MacHu-GWU / uszipcode-project

USA zipcode programmable database, includes up-to-date census and geometry information.
MIT License
231 stars 49 forks source link

uszipcode silently redownloads the database in case of corruption #55

Closed strugee closed 2 years ago

strugee commented 3 years ago

Describe the bug

If the dataset is corrupted in some way, uszipcode will silently redownload it.

To Reproduce

Steps to reproduce the behavior:

  1. In a Python console, run import uszipcode; uszipcode.SearchEngine() to trigger a download
  2. Run echo > path/to/simple_db.sqlite to truncate the file
  3. Run step 1 again
  4. Notice how the file is redownloaded, with no mention of the corrupted file

Expected behavior

At the very least a warning should be logged to console. I think probably this should throw an exception though. The current behavior can be really confusing in environments where this file is vendored into a deploy artifact, but something goes wrong with the deploy. (In our case it was that Git LFS wasn't configured, so we got the "pointer" file instead of the actual database.) That's why I think it's better to just error out: it makes it much, much easier to notice the problem.

Screenshots

N/A

Additional context

N/A

MacHu-GWU commented 2 years ago

@strugee I just released new version 1.0.1. Now it support three: db_file_path, download_url, engine parameters for SearchEngine that can solve this problem.

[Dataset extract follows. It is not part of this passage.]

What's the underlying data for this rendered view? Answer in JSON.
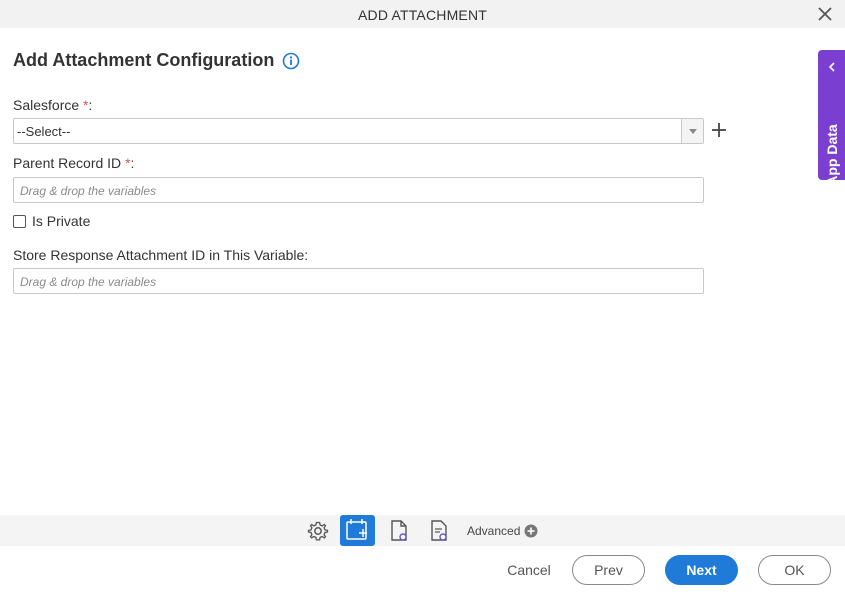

In your case, you could create the sqlalchemy.engine.Engine yourself (See this example), and pass in as an parameter SearchEngine(engine=engine)

So you can manage your db file your self, or event load the data to a MySQL / Postgres database. See this example

strugee commented 2 years ago

This is awesome @MacHu-GWU. Thank you for your hard work on this library, I really appreciate it :-)